Ph.D.Dipartimento di Comunicazione ed Economia Università di Modena e Reggio Emilia Viale Allegri, 9 - 42121 Reggio Emilia (Italy) and Dipartimento di Matematica e Informatica Università di Ferrara Via Machiavelli, 35 - 44121 Ferrara (Italy)
maria.federico AT unimore.it
and fdrmra AT unife.it |
Maria Federico currently is professor with a temporary appointment for two courses at the University of Modena and Reggio Emilia and one course at the University of Ferrara.
Her main research interests include bioinformatics, multimedia content accessibility, web accessibility, computational linguistics,
combinatorial algorithms and machine learning.
She graduated cum laude in Information Technologies
at the University of Pisa in 2006 with a thesis
titled "Notions of Maximality for Motifs in Biological Sequences".
She received the PhD on March 2011 at the
Doctorate School
in Multiscale Modelling, Computational Simulations and Characterization
in Material and Life Sciences of
Modena and Reggio
Emilia University.
From January 2007 to December 2007 she was a research fellow at the
Institute of Computational Linguistics of the National
Research Council (CNR) of Pisa and her main activity was the development of stochastic
models based on the method of Maximum Entropy applied to Natural Language Processing.
Detailed information can be found in CV: english version, italian version.
The detailed PhD attended activity is available here.
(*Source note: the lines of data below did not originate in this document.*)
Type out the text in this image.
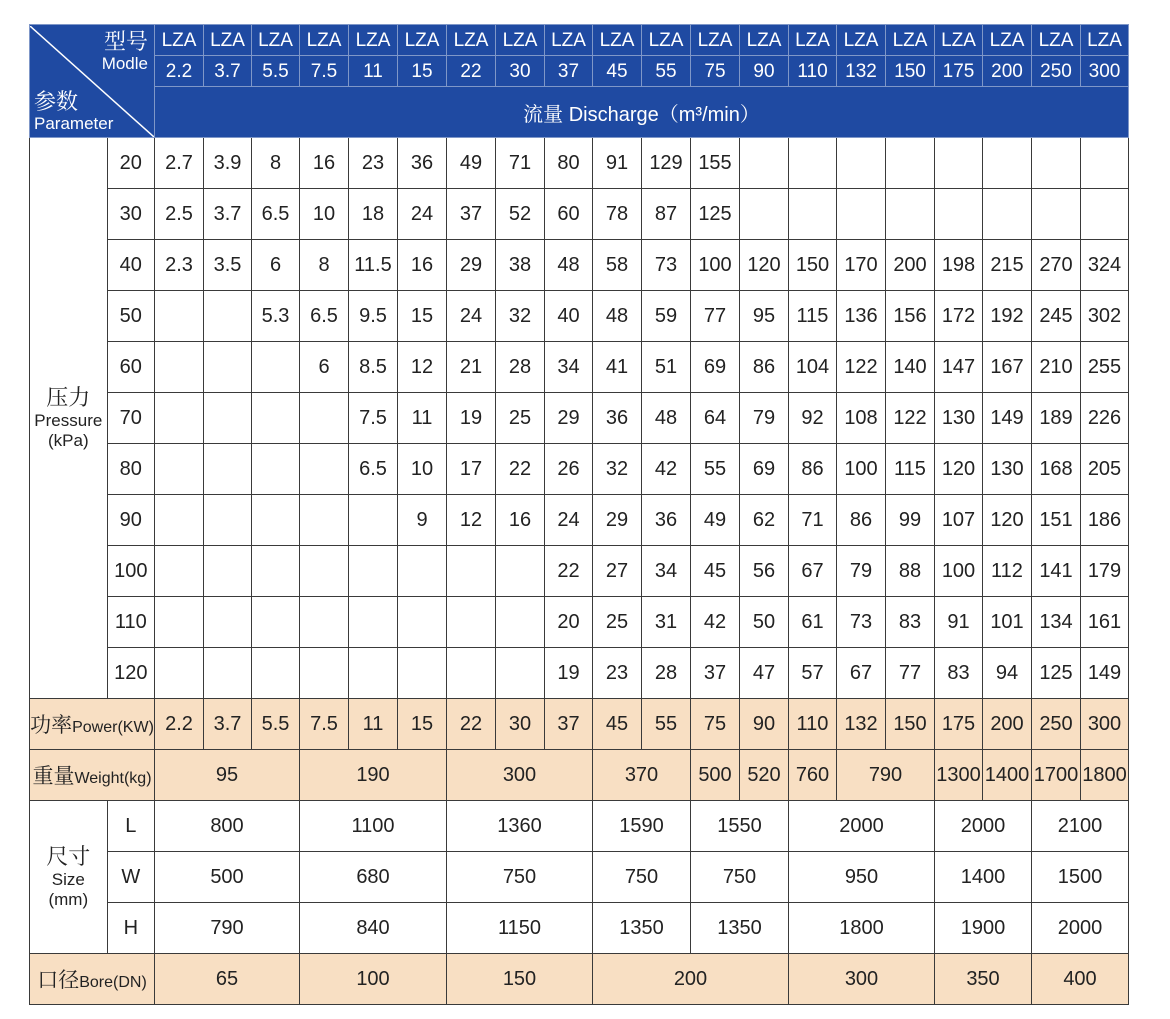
型号
Modle
参数
Parameter		LZA	LZA	LZA	LZA	LZA	LZA	LZA	LZA	LZA	LZA	LZA	LZA	LZA	LZA	LZA	LZA	LZA	LZA	LZA	LZA
		2.2	3.7	5.5	7.5	11	15	22	30	37	45	55	75	90	110	132	150	175	200	250	300
		流量 Discharge（m³/min）																			

压力
Pressure
(kPa)	20	2.7	3.9	8	16	23	36	49	71	80	91	129	155								
	30	2.5	3.7	6.5	10	18	24	37	52	60	78	87	125								
	40	2.3	3.5	6	8	11.5	16	29	38	48	58	73	100	120	150	170	200	198	215	270	324
	50			5.3	6.5	9.5	15	24	32	40	48	59	77	95	115	136	156	172	192	245	302
	60				6	8.5	12	21	28	34	41	51	69	86	104	122	140	147	167	210	255
	70					7.5	11	19	25	29	36	48	64	79	92	108	122	130	149	189	226
	80					6.5	10	17	22	26	32	42	55	69	86	100	115	120	130	168	205
	90						9	12	16	24	29	36	49	62	71	86	99	107	120	151	186
	100									22	27	34	45	56	67	79	88	100	112	141	179
	110									20	25	31	42	50	61	73	83	91	101	134	161
	120									19	23	28	37	47	57	67	77	83	94	125	149
功率Power(KW)		2.2	3.7	5.5	7.5	11	15	22	30	37	45	55	75	90	110	132	150	175	200	250	300
重量Weight(kg)		95			190			300			370		500	520	760	790		1300	1400	1700	1800

尺寸
Size
(mm)	L	800			1100			1360			1590		1550		2000			2000		2100	
	W	500			680			750			750		750		950			1400		1500	
	H	790			840			1150			1350		1350		1800			1900		2000	
口径Bore(DN)		65			100			150			200				300			350		400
The main goal of the doctorate research activity was the development of algorithms and combinatorial methods to solve problems inspired by biology. The main problems we investigated are:
The goal of this research project is the comparison of the two main exact appproaches (direct approach by using suffix trees and double stage approach) to the extraction of structured motifs (i.e., groups of simple motifs occurring relatively near each other) approximated with the Hamming distance in order to deduce a set of conditions on parameter sets which allows biologists to choose the tool more suitable when specific motif search has to be performed. As, to the best of our knowledge, there exists no tool based on the double stage approach which finds structured motifs composed of any number of boxes, we developed a tool which implements this approach.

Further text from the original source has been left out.